Frank Gaffney, a Reagan-era Pentagon official who now runs a group called the Center for Security Policy, is one of the main originators of the baseless conspiracy theory that American Muslims are secretly plotting to replace the Constitution with Taliban-style Islamic law. (He also called Obama America’s “first Muslim president” and sees Muslim Brotherhood conspiracies in government agency logos.) Now Rep. Michele Bachmann is alleging that one of Secretary of State Hillary Clinton’s close aides, Huma Abedin, is a secret agent for the Muslim Brotherhood—and there’s a Gaffney connection there, too. As Eli Lake noted the New Republic in July of last year, Gaffney was once an adviser to Bachmann’s presidential campaign. 

As Salon‘s Alex Seitz-Wald points out, you have to go to absurd lengths to tie Abedin to the Brotherhood:

  • You have to ignore her marriage to the ardently pro-Israel disgraced New York Congressman Anthony Weiner. (Of course: it’s the perfect cover.)
  • Abedin’s also an executive branch official, an aide to one of the top members of the president’s cabinet, and subject to extensive background checks. (Presumably the security agencies charged with performing background checks are in on the conspiracy.)
  • In her 16-page letter detailing her accusations, Bachmann “hints that she has access to secret information as a member of the House Select Committee on Intelligence supporting her claims but can’t make it public,” Seitz-Wald notes. (Given their silence, we can only assume that the rest of the committee, Democrats and Republicans alike, sit at home memorizing the insights of Sayyid Qutb on their iPads.)

The mainstreaming of this sort of anti-Muslim quackery is having actual real world consequences abroad.
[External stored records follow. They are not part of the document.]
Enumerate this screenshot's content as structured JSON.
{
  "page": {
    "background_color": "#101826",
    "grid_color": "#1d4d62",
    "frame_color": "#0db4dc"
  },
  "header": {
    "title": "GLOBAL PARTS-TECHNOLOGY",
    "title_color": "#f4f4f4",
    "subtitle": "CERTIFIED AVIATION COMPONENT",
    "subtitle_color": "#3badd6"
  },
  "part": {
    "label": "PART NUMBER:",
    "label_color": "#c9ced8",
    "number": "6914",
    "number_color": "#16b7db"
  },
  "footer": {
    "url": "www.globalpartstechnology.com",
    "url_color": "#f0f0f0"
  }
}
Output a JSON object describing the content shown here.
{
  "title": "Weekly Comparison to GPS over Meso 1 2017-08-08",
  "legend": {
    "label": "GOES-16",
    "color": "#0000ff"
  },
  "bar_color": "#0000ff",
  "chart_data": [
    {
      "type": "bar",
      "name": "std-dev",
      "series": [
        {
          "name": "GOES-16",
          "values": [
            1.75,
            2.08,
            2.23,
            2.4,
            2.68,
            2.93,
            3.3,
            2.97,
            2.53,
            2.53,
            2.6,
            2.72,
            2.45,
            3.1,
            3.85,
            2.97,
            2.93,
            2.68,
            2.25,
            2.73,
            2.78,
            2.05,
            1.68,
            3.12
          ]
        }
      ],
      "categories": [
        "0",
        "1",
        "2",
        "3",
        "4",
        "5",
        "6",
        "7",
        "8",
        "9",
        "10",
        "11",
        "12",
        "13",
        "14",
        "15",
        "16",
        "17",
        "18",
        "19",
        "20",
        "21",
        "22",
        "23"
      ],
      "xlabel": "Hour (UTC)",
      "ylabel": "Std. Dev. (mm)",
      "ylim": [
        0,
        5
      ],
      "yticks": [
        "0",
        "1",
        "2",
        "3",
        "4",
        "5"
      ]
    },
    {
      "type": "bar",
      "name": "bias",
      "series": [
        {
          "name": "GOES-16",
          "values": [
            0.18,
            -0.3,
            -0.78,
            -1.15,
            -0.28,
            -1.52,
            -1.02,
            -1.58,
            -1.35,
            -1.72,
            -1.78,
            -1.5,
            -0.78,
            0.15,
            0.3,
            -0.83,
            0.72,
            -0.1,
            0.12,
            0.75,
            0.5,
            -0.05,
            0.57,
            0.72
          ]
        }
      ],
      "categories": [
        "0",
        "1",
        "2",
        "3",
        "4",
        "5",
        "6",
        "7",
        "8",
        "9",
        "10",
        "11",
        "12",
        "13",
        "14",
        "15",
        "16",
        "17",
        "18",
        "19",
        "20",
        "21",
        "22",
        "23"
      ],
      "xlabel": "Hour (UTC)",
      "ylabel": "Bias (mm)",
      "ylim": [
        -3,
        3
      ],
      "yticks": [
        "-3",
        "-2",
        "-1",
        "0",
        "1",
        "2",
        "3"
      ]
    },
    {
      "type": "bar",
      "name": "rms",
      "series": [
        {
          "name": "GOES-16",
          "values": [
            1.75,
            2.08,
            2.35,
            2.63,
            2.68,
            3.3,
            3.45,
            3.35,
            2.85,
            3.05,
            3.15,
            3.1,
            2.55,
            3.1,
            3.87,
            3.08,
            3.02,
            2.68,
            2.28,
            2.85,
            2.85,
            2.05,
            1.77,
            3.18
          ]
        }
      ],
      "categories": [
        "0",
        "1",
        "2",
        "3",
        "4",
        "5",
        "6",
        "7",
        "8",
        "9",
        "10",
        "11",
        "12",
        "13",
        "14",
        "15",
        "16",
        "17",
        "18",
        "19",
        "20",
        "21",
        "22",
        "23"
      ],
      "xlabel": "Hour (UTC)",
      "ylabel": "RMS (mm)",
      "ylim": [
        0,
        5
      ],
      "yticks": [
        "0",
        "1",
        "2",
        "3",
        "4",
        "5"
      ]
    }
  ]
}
As the New York Times Robert Mackey reports, some Egyptians, spurred on in part by Egyptian pundit Tawfik Okasha (dubbed Egypt’s Glenn Beck) have now bought into the notion, repeated endlessly on conservative blogs, that the Obama administration is covertly supporting the Muslim Brotherhood and helped engineer its success in Egypt. (How the Obama team was unable to repeat such flawless manipulation of domestic politics in Libya, where the Brotherhood’s local affiliate was defeated, is anyone’s guess).

It’s tempting sometimes to dismiss the right’s conspiracy theorizing about Muslims as laughable (Shariah turkeys, ect), just because it’s so far-fetched. But as with the so-called “Ground Zero Mosque,” the rash of unconstitutional “anti-Sharia” laws being proposed across the country, and the general formenting of suspicion and fear of Muslims throughout the country, this stuff has real consequences. From a national security perspective, it makes actual radicalism harder to identify, making it harder to see genuine threats when they emerge.